It All Adds Up Math Teaching Method Seen As Way To Boost Test Scores
The first-and second-graders in Sandy Wills’ class sat on the floor in front of a white board covered with a variety of purple math problems.
On cue, they began chanting in unison, figuring out the problems together out loud as Wills followed along with a green pen.
First, they tackled a few addition problems, then subtraction.
“Four take away nine, can’t DO it. Borrow a 10, that leaves five …,” they continued without pause.
Every day, students in Ramsey Elementary School classes spend 15 or 20 minutes working out problems this way.
The new method, called Math Concepts, is being championed as an effective way to teach math and boost test scores.
Ramsey teachers started using it this year after visiting a model program at Lincoln Elementary School in Nampa, Idaho. Ramsey school purchased a white board for every classroom for the Math Concepts method.
“Whether they’re all there or not, it’s like a tape recording,” Wills said. “They’re saying a process. It’s amazing how they pick it up.”
Teachers at Ramsey already have noticed a difference with their students.
“I can see that their skills are a lot higher than the children were this time last year,” said Ellen Wells, a first-grade teacher.
School board members and teachers from other schools have visited Ramsey’s classrooms after hearing about the new program.
Interest in the teaching method mushroomed when people heard that Lincoln Elementary’s standardized test scores in math have increased 30 percentage points since teachers started using Math Concepts three years ago.
Lincoln Principal Rebecca Stallcop finally called a stop to classroom visitors two weeks ago, after ushering almost 500 observers through this year.
“Districts should be interested because you’re not paying for math books every few years,” Stallcop said. Math textbooks “also bore kids to death.”

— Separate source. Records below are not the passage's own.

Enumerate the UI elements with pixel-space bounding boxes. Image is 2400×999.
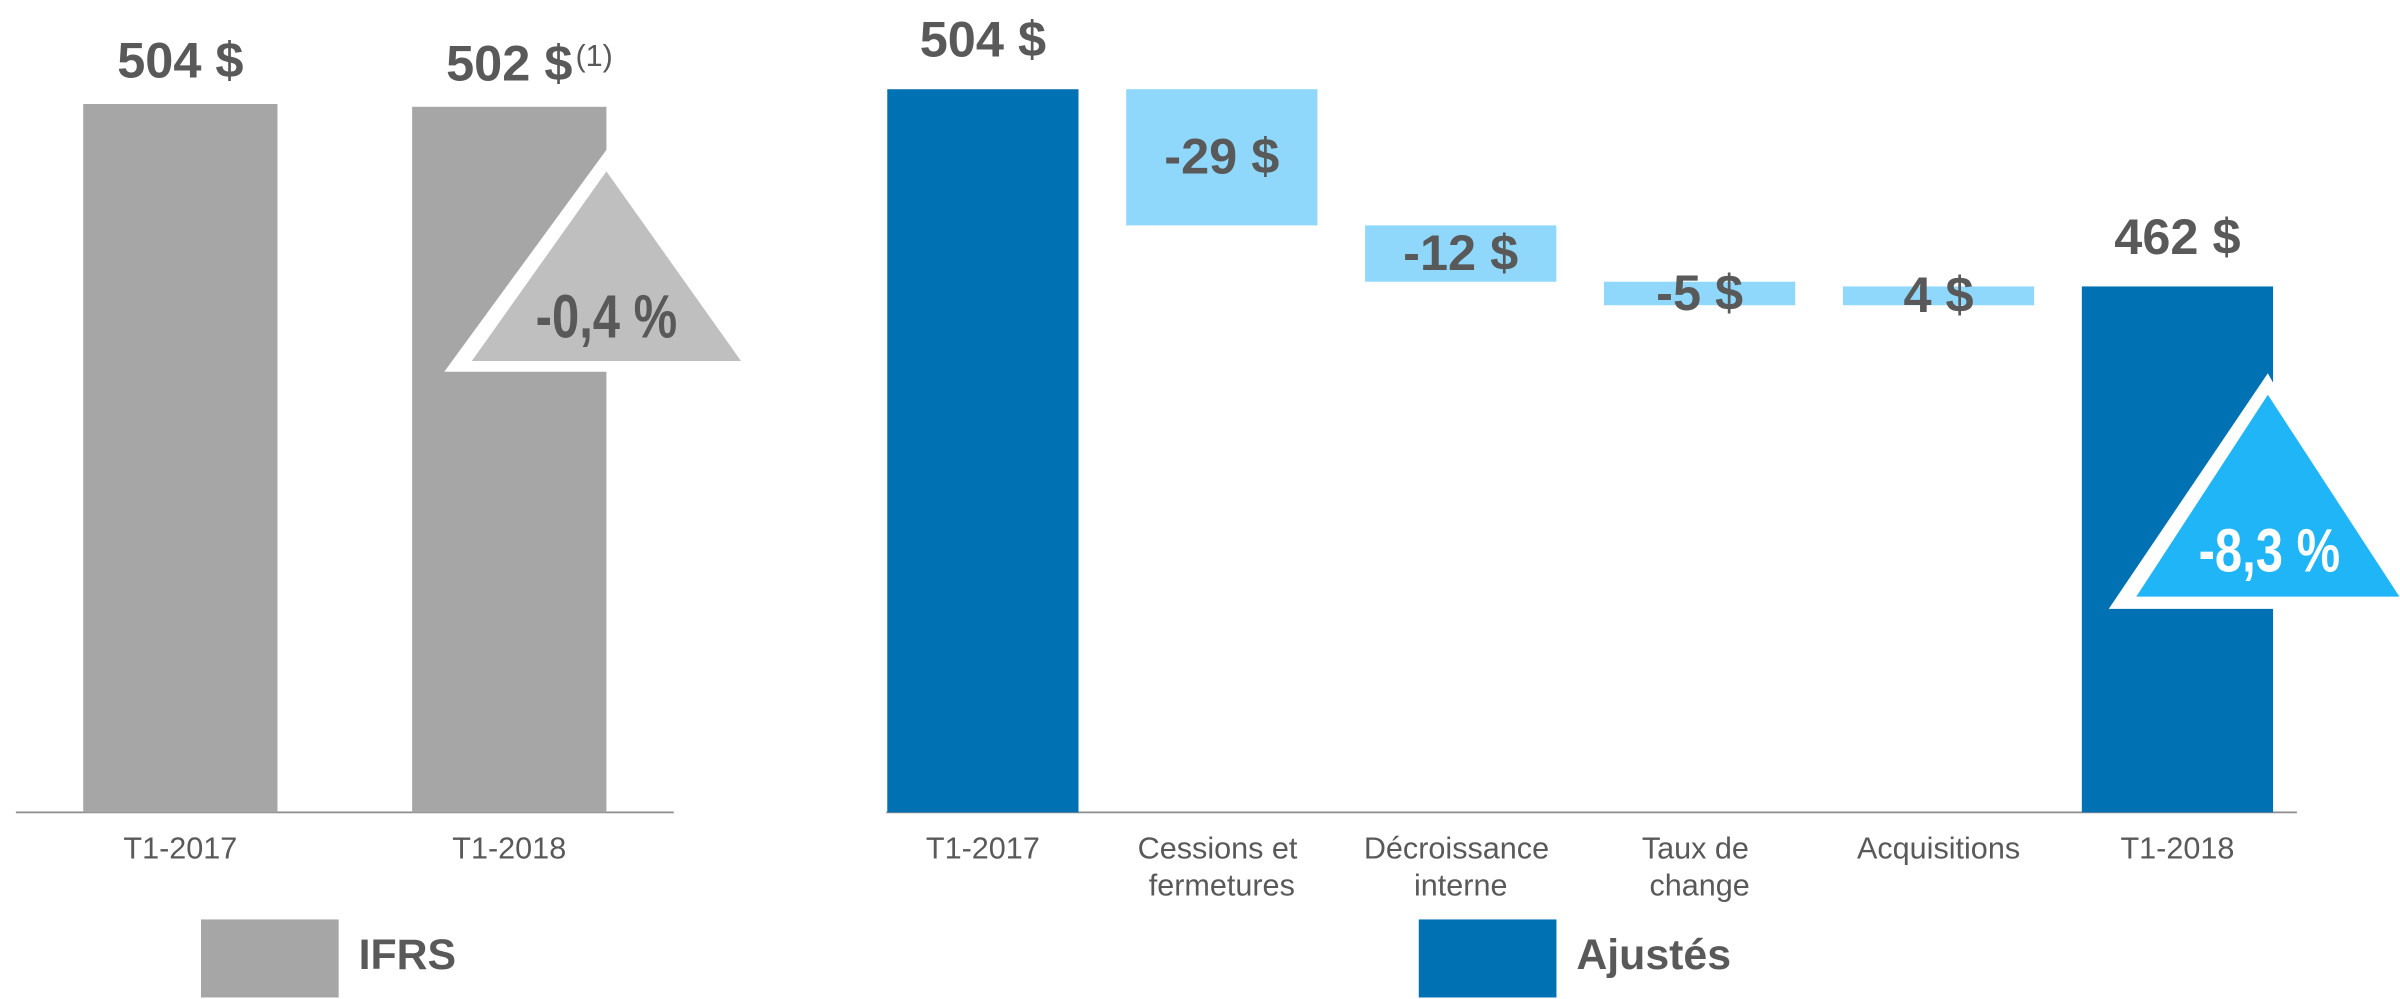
value-label: -5 $ — [1656, 264, 1743, 321]
bar — [83, 104, 278, 813]
delta-bar — [1365, 225, 1557, 282]
x-tick-label: Acquisitions — [1857, 832, 2020, 866]
value-label: -29 $ — [1164, 128, 1279, 185]
x-tick-label: T1-2017 — [123, 832, 237, 866]
x-tick-label: Taux de change — [1642, 832, 1758, 903]
delta-bar — [1604, 281, 1796, 306]
value-label: 4 $ — [1903, 266, 1973, 323]
annotation-triangle — [471, 171, 742, 362]
value-label: 462 $ — [2114, 208, 2240, 265]
x-tick-label: T1-2018 — [452, 832, 566, 866]
delta-bar — [1126, 89, 1318, 226]
value-label: -12 $ — [1403, 224, 1518, 281]
total-bar — [887, 89, 1079, 813]
value-label: 502 $ — [446, 34, 572, 91]
delta-bar — [1842, 286, 2035, 306]
value-label: 504 $ — [117, 32, 243, 89]
legend-swatch — [201, 919, 339, 998]
x-tick-label: Cessions et fermetures — [1138, 832, 1306, 903]
legend-label: IFRS — [359, 931, 457, 979]
value-label: 504 $ — [920, 11, 1046, 68]
annotation-triangle — [2136, 394, 2400, 597]
footnote-marker: (1) — [575, 39, 612, 73]
legend-label: Ajustés — [1576, 931, 1731, 979]
x-tick-label: T1-2018 — [2121, 832, 2235, 866]
x-tick-label: Décroissance interne — [1364, 832, 1558, 903]
x-tick-label: T1-2017 — [926, 832, 1040, 866]
annotation: -0,4 % — [536, 282, 677, 350]
legend-swatch — [1418, 919, 1557, 998]
annotation: -8,3 % — [2199, 516, 2340, 584]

“We’ve been boring kids for years,” she continued. “Teaching has to be more fast-paced now. Kids watch so much television. We need to be moving and teaching more information.”
Instead of relying on books, teachers write a variety of problems on the board based on the math curriculum.

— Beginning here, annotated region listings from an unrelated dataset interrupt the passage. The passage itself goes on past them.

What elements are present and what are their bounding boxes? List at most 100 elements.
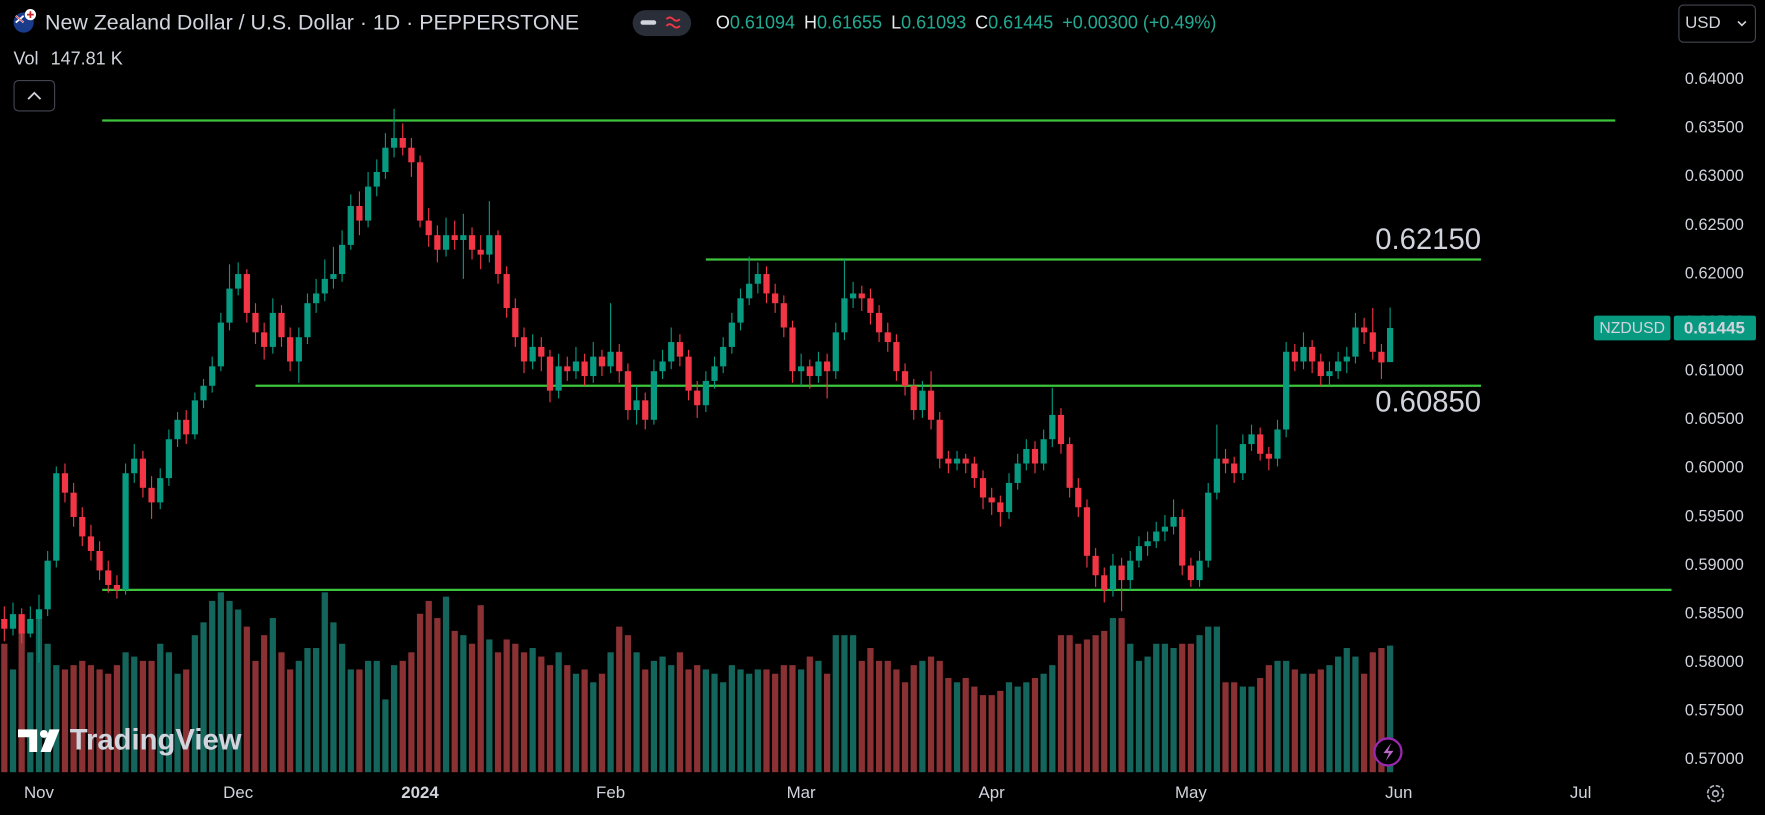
volume-bar [711,673,718,773]
volume-bar [468,643,476,773]
candle-body [927,390,935,420]
candle-body [650,371,658,420]
y-tick-label: 0.59000 [1685,556,1744,574]
candle-body [711,366,718,381]
volume-bar [53,665,60,773]
candle-body [139,458,147,488]
volume-bar [1014,686,1021,773]
x-tick-label: Dec [223,783,253,802]
candle-body [321,278,328,294]
last-price-text: 0.61445 [1684,319,1745,338]
candle-body [858,293,865,299]
volume-bar [815,660,822,773]
volume-bar [460,635,467,773]
volume-bar [572,673,580,773]
volume-bar [261,635,268,773]
candle-body [520,337,528,362]
volume-bar [226,600,233,773]
last-price-tag [1673,315,1756,341]
candle-body [737,298,744,323]
candle-body [113,584,121,590]
candle-body [1066,444,1073,488]
indicator-pill[interactable] [632,10,692,37]
volume-bar [927,656,935,773]
candle-body [183,419,190,435]
volume-bar [1343,648,1350,773]
candle-body [1187,565,1195,581]
level-label: 0.60850 [1375,387,1481,419]
x-tick-label: Jul [1570,783,1592,802]
candle-body [953,458,961,464]
settings-button[interactable] [1706,784,1725,803]
volume-bar [148,660,155,773]
candle-body [451,235,458,241]
volume-bar [1040,673,1047,773]
candle-body [278,312,285,338]
volume-bar [425,600,432,773]
candle-body [1369,332,1376,352]
volume-bar [901,682,909,773]
volume-bar [1127,643,1134,773]
candle-body [564,366,571,372]
y-tick-label: 0.63000 [1685,167,1744,185]
candle-body [1170,516,1177,527]
x-tick-label: Mar [787,783,816,802]
volume-bar [737,669,744,773]
level-label: 0.62150 [1375,224,1481,256]
x-tick-label: Feb [596,783,625,802]
volume-bar [191,635,198,773]
volume-bar [287,669,294,773]
volume-bar [659,656,666,773]
candle-body [607,351,614,367]
candle-body [1153,531,1160,542]
candle-body [1196,560,1203,581]
candle-body [1135,546,1143,561]
volume-bar [728,665,735,773]
candle-body [61,473,69,493]
volume-bar [1031,677,1039,773]
ohlc-legend: O0.61094 H0.61655 L0.61093 C0.61445 +0.00300… [716,12,1216,32]
volume-bar [1057,635,1065,773]
candle-body [971,463,978,479]
currency-button[interactable]: USD [1678,4,1756,43]
x-tick-label: Apr [979,783,1006,802]
volume-bar [581,669,588,773]
candle-body [988,497,995,503]
volume-bar [763,669,770,773]
volume-bar [1005,682,1013,773]
volume-bar [798,669,805,773]
y-tick-label: 0.60500 [1685,410,1744,428]
logo-text: TradingView [70,725,242,757]
volume-bar [122,652,129,773]
volume-bar [520,652,528,773]
volume-bar [720,682,727,773]
candle-body [226,288,233,323]
volume-bar [1187,643,1195,773]
volume-bar [642,669,649,773]
volume-bar [131,656,138,773]
y-tick-label: 0.59500 [1685,507,1744,525]
volume-bar [564,665,571,773]
volume-bar [1274,660,1281,773]
candle-body [1335,361,1342,372]
volume-bar [598,673,606,773]
candle-body [1014,463,1021,483]
volume-bar [945,677,952,773]
candle-body [503,274,510,309]
alert-button[interactable] [1373,737,1403,767]
symbol-tag [1593,315,1671,341]
volume-bar [607,652,614,773]
candle-body [416,162,424,221]
collapse-button[interactable] [13,79,56,112]
candle-body [79,516,86,537]
volume-bar [858,660,865,773]
candle-body [676,342,684,357]
x-tick-label: Nov [24,783,55,802]
volume-bar [884,660,891,773]
candle-body [746,283,753,299]
volume-bar [200,622,207,773]
candle-body [44,560,51,610]
candle-body [87,536,95,551]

This week in Wills’ class, the problems were addition, subtraction, fractions, reducing fractions, measurements and a story problem.
She leaves the problems up all week but changes the numbers every day. At the end of the week, the children are tested.
The next week, the board is different; a new math concept is added or dropped, depending on what the students have or haven’t mastered.
Fractions have been covered all year, but the problems have gotten steadily more difficult. The constant review helps children retain their skills, teachers say.
“There are some things up there I don’t expect all the kids can do,” Wills said. “But they all have a chance to do it.”
The math lessons don’t stop with the Math Concept board, however. Teachers back it up with computation work sheets, working in groups according to skill levels.
“Every teacher I’ve talked with has said they’re taking the kids further than they ever had before,” said Ramsey Principal Ann Walker. “The kids are learning, and the teachers are liking it.”